Several contributors are working across both projects, including longtime core contributors Andy Fragen and Colin Stewart.
Built on trust, not budgets
AspirePress runs entirely on volunteer labor and donated infrastructure. No one is paid. Hosting is provided by Savage’s boutique hosting company, and a key in-kind contribution — global CDN distribution via Fastly — came through the Fast Forward open source program.
“There were a lot of [hours]. So that’s just hackers doing what they do,” said Toderash.
For now, the AspirePress team is focused on supporting FAIR, maintaining feature parity with WordPress.org, and gradually implementing the full FAIR spec — including cryptographic verification, decentralized identities (DIDs), and support for phased updates.

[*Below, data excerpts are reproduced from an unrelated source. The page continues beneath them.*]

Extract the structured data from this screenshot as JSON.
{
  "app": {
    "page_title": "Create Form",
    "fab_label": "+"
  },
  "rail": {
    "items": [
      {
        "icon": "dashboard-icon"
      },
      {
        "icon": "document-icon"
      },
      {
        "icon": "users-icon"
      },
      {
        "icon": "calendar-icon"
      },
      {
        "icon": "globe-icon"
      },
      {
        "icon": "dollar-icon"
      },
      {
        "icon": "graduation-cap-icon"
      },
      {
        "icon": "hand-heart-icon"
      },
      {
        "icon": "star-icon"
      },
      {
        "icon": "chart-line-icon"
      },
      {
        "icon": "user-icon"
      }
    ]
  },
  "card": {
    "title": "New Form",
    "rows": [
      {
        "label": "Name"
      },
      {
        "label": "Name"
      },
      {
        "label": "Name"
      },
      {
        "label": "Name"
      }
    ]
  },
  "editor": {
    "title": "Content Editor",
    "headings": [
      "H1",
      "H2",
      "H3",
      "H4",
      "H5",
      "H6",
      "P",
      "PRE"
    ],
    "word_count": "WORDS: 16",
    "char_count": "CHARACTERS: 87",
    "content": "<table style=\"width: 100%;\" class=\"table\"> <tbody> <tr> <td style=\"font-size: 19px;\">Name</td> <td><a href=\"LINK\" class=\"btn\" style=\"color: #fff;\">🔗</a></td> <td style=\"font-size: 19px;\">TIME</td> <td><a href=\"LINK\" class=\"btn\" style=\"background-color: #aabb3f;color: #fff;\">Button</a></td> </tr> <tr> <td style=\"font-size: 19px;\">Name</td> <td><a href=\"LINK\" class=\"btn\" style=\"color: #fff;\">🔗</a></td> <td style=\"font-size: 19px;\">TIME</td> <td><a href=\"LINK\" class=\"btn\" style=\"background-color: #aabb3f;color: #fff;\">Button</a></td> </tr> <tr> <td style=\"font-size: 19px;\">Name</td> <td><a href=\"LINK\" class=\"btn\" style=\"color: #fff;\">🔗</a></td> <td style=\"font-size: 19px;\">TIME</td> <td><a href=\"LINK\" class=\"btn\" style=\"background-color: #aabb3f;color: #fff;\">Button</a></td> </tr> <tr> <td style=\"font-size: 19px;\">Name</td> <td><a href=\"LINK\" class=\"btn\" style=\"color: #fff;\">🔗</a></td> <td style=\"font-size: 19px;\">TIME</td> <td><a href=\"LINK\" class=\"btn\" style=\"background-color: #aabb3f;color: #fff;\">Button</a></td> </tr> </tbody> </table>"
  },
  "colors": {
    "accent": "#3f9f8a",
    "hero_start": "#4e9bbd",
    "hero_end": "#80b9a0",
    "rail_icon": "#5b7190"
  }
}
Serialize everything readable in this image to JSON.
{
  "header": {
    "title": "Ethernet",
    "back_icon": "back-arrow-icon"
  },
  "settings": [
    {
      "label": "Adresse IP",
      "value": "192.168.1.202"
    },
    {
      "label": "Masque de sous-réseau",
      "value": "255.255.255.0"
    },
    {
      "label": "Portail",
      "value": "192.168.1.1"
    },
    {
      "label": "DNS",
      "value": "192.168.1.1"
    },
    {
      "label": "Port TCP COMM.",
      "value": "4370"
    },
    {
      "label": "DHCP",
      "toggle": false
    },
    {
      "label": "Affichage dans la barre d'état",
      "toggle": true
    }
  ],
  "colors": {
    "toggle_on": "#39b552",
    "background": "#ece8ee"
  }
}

Toderash said the team is also exploring improvements like faceted search, filters for plugin freshness, and adding paid plugin support. “If we’re going to build a new package manager,” he said, “can we make it better?” He pointed to features like phased rollouts, plugin meta enhancements, and graceful fallback options for hosts. “Without breaking the compatibility, can we improve it so it has graceful improvement or graceful fallback?”
What’s next?
It’s still early days, and AspirePress hasn’t shared adoption numbers publicly. While some hosting companies have expressed interest, those conversations are currently being led by the FAIR team. Still, the project is gaining visibility among those exploring alternative mirrors and infrastructure solutions.
“We would like contributors,” said Toderash. “That includes developers, yes, but also copywriters, marketers, designers. You don’t have to be a coder.”
Anyone can get involved by requesting an invite to the AspirePress Slack community or submit pull requests via GitHub.
As for the long game, Toderash offered a metaphor: “A spider, if you cut off the head, that’s it, you’re done. But a starfish, you can cut off its arm and it’ll grow a new one. You cut it in half, you have two starfish. And that’s what decentralization is like.”